We interacted with the administration of Hindustan Unilever (HUVR) for an replace on total market situations. Listed below are the important thing takeaways:
Macro atmosphere and gross sales channels: With numerous elements of India progressively opening up, the administration believes the affect from the second Covid wave would have peaked in Could’21 and issues will progressively get higher. The outlook from Jun’21 onwards is optimistic, barring the emergence of a 3rd Covid wave. The rise in retailer working hours can also be a optimistic improvement. Rural continues to do higher than city, regardless of experiencing the next affect from the pandemic in 1QFY22 v/s final yr. Prediction of a standard monsoon, good Rabi harvest, favourably timed kharif sowing, and MNREGA present potential help as effectively. The fashionable commerce (MT) channel was affected.
Segmental demand tendencies: There was a decrease quantity of pantry stocking as the provision of necessities was ensured. Preventive measures like hand washing and a give attention to hygiene amongst customers continues to be seen. Hygiene and in-home classes (80% of HUVR’s portfolio) proceed ton witness wholesome demand. Demand for discretionary merchandise was impacted as city and MT gross sales, which had normalized in 4QFY21, had been affected from the second half of Apr’21 until the tip of Could’21. The affect although is lesser than final yr. The administration stated there can be some affect on the gross sales of GSKCH merchandise as a consequence of momentary destocking on account of distributor integration, which began on the finish of Mar’21.
Prices and margin: Whereas there was some softening of palm oil costs within the final two weeks, Apr’21 and Could’21 continued to witness RM inflation. Crude and tea costs have risen sequentially. Within the case of tea, there’s hope that the brand new crop, as a consequence of arrive in Jul’21, will result in a softening of costs. HUVR has taken additional worth will increase in soaps, detergents, dwelling merchandise, and tea in 1QFY22. With some affect on discretionary demand sequentially (albeit higher than 1QFY21), additional RM inflation, and elevated promoting spends, EBITDA margin will likely be beneath strain in 1QFY22.

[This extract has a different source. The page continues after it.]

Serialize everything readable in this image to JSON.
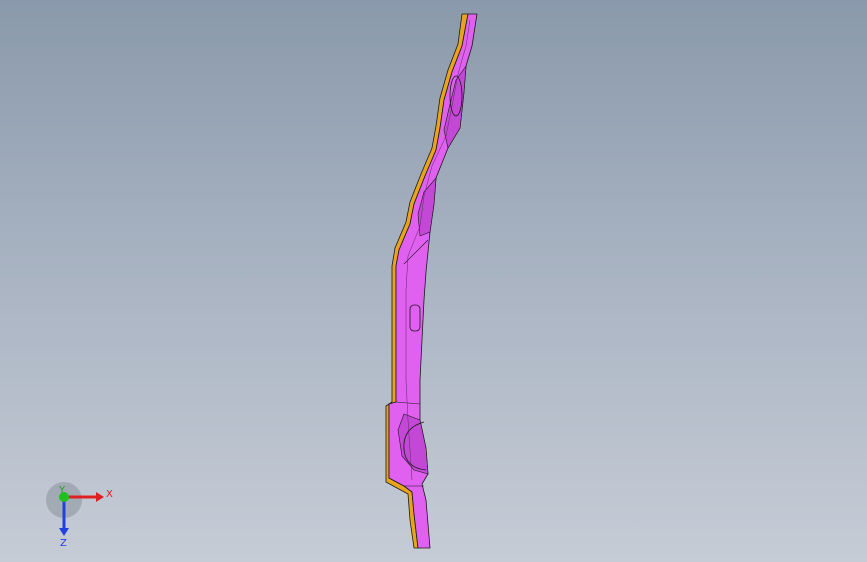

Valuation and look at: Whereas 1QFY22 will likely be impacted by the second Covid wave, the extent will likely be far decrease in comparison with final yr. Rural continues to stay resilient, and demand in Well being, Hygiene, and Vitamin classes stays wholesome. Whereas discretionary demand will likely be affected, we count on the affect to be decrease YoY. EBITDA margin is prone to stay beneath strain owing to sequential RM inflation and better A&P spends.
From a medium-term perspective, the outlook stays optimistic. Progress in earnings has gained additional momentum in recent times (~18% EPS CAGR within the 4 years ended FY20 v/s ~12% CAGR over the ten years ended FY20). Regardless of a extremely disruptive yr, HUVR posted an EPS progress of 11.5% in FY21. That is significantly spectacular given the weak mid-single-digit earnings progress posted by (a lot smaller) friends in recent times.
We preserve our Purchase score with a TP of Rs 2,780 per share.